If you choose to use ASSM, there are some restrictions that you should be aware of. These restrictions include:

  1. ASSM cannot be specified for the SYSTEM tablespace.
  2. ASSM can only be associated with permanent locally managed tablespaces, not temporary tablespaces.
  3. LOBS cannot be stored in tablespaces configured to use ASSM.
  4. If extent management is set to local uniform, the extent size must be at least 5 tablespace blocks.
  5. If extent management is set to local autoallocate and the tablespace block size is 16K or larger, the Oracle engine automatically allocates extents with a minimum size of 1M.

Due to the architecture and the sharing of data between instances in a Real Application Cluster environment, ASSM should be considered in the strategy to obtain optimal performance.

Migrating From Dictionary Managed Tablespaces

The dbms_space_admin package contains several procedures for managing locally managed tablespaces including functionality to convert a dictionary-managed tablespace into locally managed tablespaces.
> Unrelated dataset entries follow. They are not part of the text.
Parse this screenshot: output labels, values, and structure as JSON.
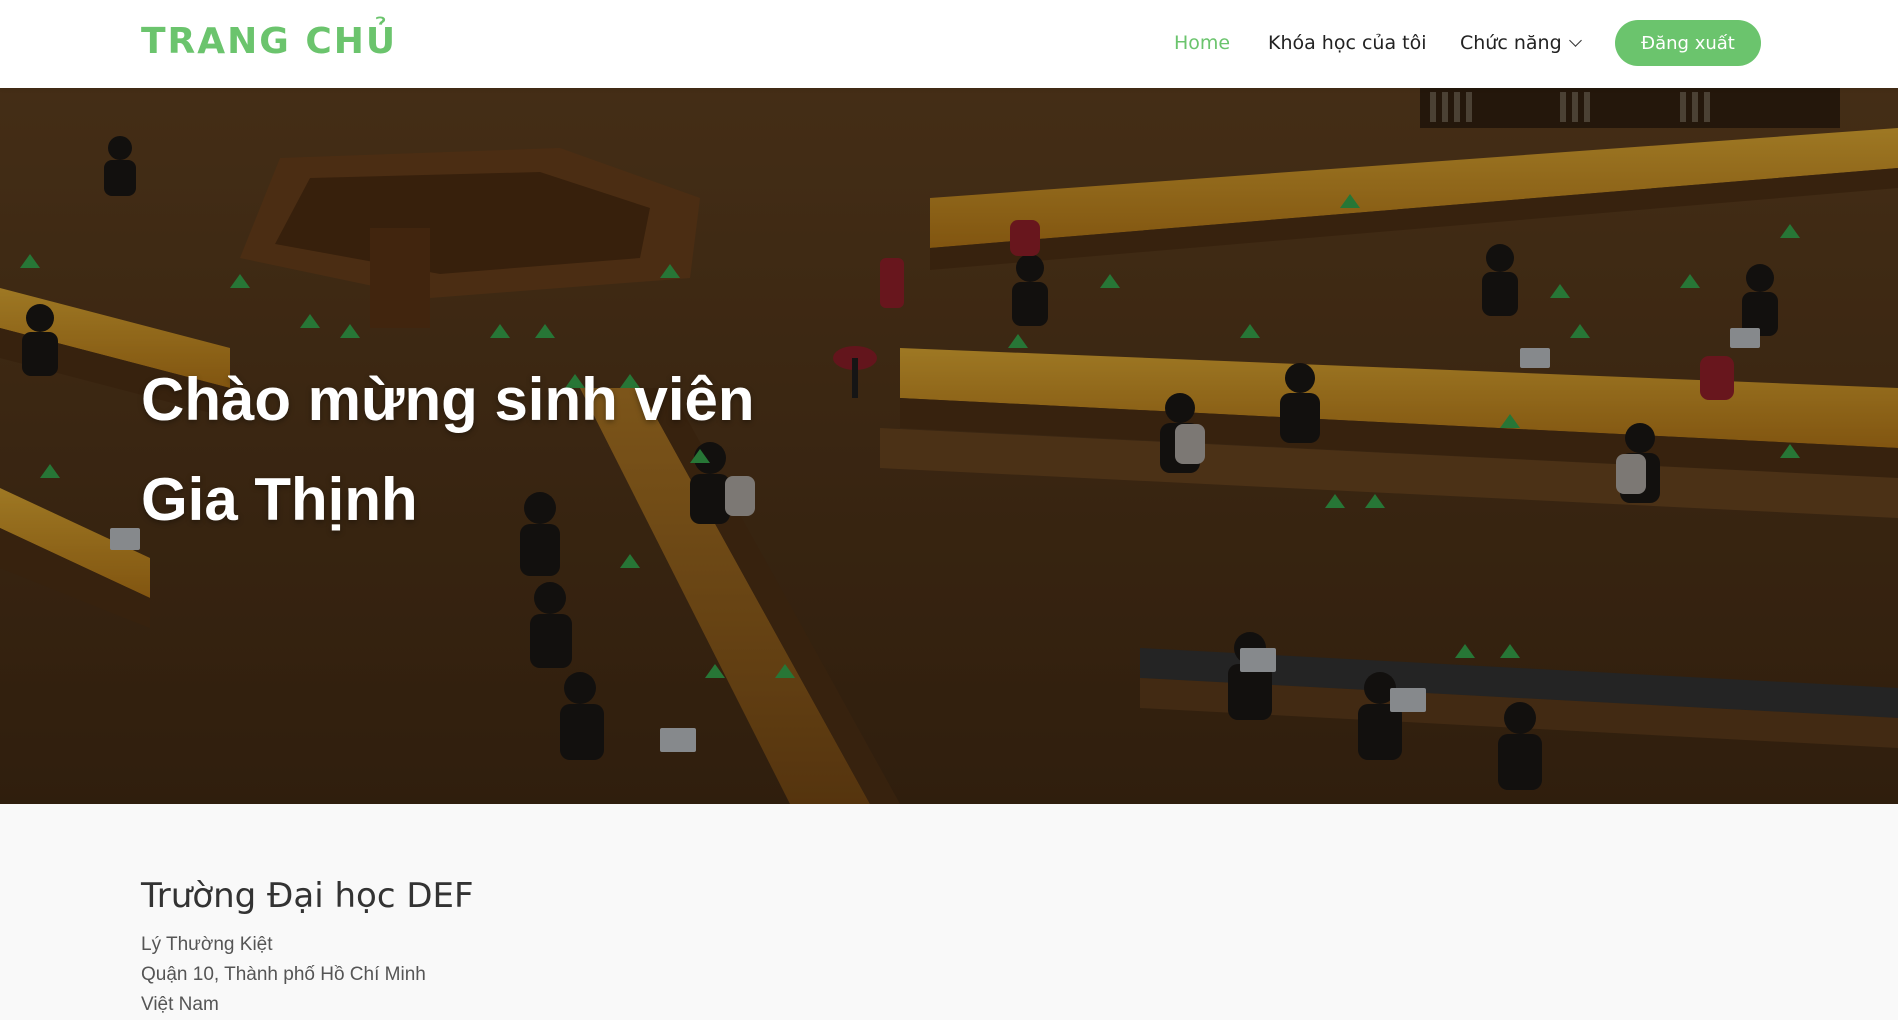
{
  "header": {
    "logo": "TRANG CHỦ",
    "nav": {
      "home": "Home",
      "my_courses": "Khóa học của tôi",
      "features": "Chức năng",
      "logout": "Đăng xuất"
    },
    "accent_color": "#6bc46d"
  },
  "hero": {
    "title_line1": "Chào mừng sinh viên",
    "title_line2": "Gia Thịnh"
  },
  "info": {
    "school_name": "Trường Đại học DEF",
    "address_line1": "Lý Thường Kiệt",
    "address_line2": "Quận 10, Thành phố Hồ Chí Minh",
    "address_line3": "Việt Nam"
  }
}
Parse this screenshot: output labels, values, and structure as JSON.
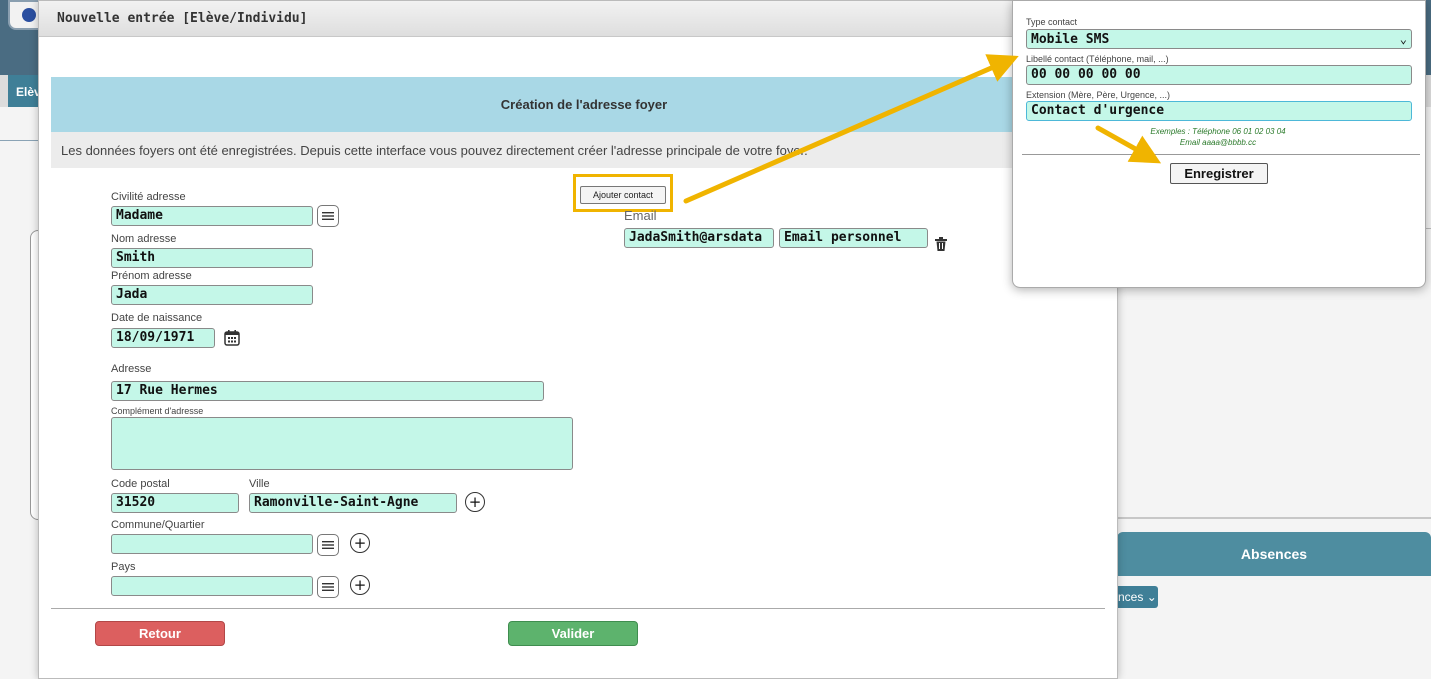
{
  "background": {
    "tab_label": "Elèv",
    "absences_label": "Absences",
    "select_fragment": "nces"
  },
  "dialog": {
    "title": "Nouvelle entrée [Elève/Individu]",
    "section_title": "Création de l'adresse foyer",
    "info_text": "Les données foyers ont été enregistrées. Depuis cette interface vous pouvez directement créer l'adresse principale de votre foyer.",
    "fields": {
      "civilite": {
        "label": "Civilité adresse",
        "value": "Madame"
      },
      "nom": {
        "label": "Nom adresse",
        "value": "Smith"
      },
      "prenom": {
        "label": "Prénom adresse",
        "value": "Jada"
      },
      "naissance": {
        "label": "Date de naissance",
        "value": "18/09/1971"
      },
      "adresse": {
        "label": "Adresse",
        "value": "17 Rue Hermes"
      },
      "complement": {
        "label": "Complément d'adresse",
        "value": ""
      },
      "code_postal": {
        "label": "Code postal",
        "value": "31520"
      },
      "ville": {
        "label": "Ville",
        "value": "Ramonville-Saint-Agne"
      },
      "commune": {
        "label": "Commune/Quartier",
        "value": ""
      },
      "pays": {
        "label": "Pays",
        "value": ""
      }
    },
    "add_contact_label": "Ajouter contact",
    "email": {
      "label": "Email",
      "value": "JadaSmith@arsdata",
      "type": "Email personnel"
    },
    "buttons": {
      "retour": "Retour",
      "valider": "Valider"
    }
  },
  "popup": {
    "type_label": "Type contact",
    "type_value": "Mobile SMS",
    "libelle_label": "Libellé contact (Téléphone, mail, ...)",
    "libelle_value": "00 00 00 00 00",
    "extension_label": "Extension (Mère, Père, Urgence, ...)",
    "extension_value": "Contact d'urgence",
    "examples_line1": "Exemples : Téléphone 06 01 02 03 04",
    "examples_line2": "Email aaaa@bbbb.cc",
    "save_label": "Enregistrer"
  },
  "colors": {
    "input_bg": "#c4f7e8",
    "header_bg": "#a9d8e6",
    "annotation": "#f0b400",
    "retour": "#dc5f5f",
    "valider": "#5db36d"
  }
}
Be cautious when converting your dictionary-managed tablespace, following the correct procedures outlined in the Oracle documentation. Many DBAs prefer to move database segments to a locally managed tablespace than to convert a dictionary managed tablespace to locally managed. Indexes can be moved with the alter index rebuild statement. Tables can be moved with the alter table move command. You should always backup your database before converting any dictionary-managed tablespace to a locally managed tablespace.

Table 1:  Description of the procedures in the package from Oracle 10g

Procedure Description
SEGMENT_CORRUPT Marks the segment corrupt or valid so that appropriate error recovery can be done.
SEGMENT_DROP_CORRUPT Drops a segment currently marked corrupt (without reclaiming space).
SEGMENT_DUMP Dumps the segment header and extent map of a given segment.
SEGMENT_VERIFY Verifies the consistency of the extent map of the segment.
TABLESPACE_FIX_BITMAPS Marks the appropriate data block address range (extent) as free or used in bitmap.
TABLESPACE_FIX_SEGMENT_STATES Fixes the state of the segments in a tablespace in which migration was aborted
TABLESPACE_MIGRATE_FROM_LOCAL Migrates a tablespace from locally managed to dictionary-managed.
TABLESPACE_MIGRATE_TO_LOCAL Migrates a tablespace from dictionary-managed to locally managed.
TABLESPACE_REBUILD_BITMAPS Rebuilds the appropriate bitmap.
TABLESPACE_REBUILD_QUOTAS Rebuilds quotas for given tablespace.
TABLESPACE_RELOCATE_BITMAPS Relocates the bitmaps to the destination specified.
TABLESPACE_VERIFY Verifies that the bitmaps and extent maps for the segments in the tablespace are in sync.

Summary of the Advantages of Locally Managed Tablespaces

To summarize, there are several advantages to using locally managed tablespaces, including:

  1. Performance improvements due to elimination of recursive operations on the data dictionary required during space management in dictionary managed tablespaces. These operations include a reduction in redo and undo generation.
  2. Using the AUTOALLOCATE clause simplifies space allocation because the Oracle engine automatically controls the appropriate extent size.
  3. The use of the locally managed tablespaces removes any issues with regards to free space fragmentation within a given tablespace.
  4. Readable standby databases are allowed, provided that the temporary tablespaces are locally managed.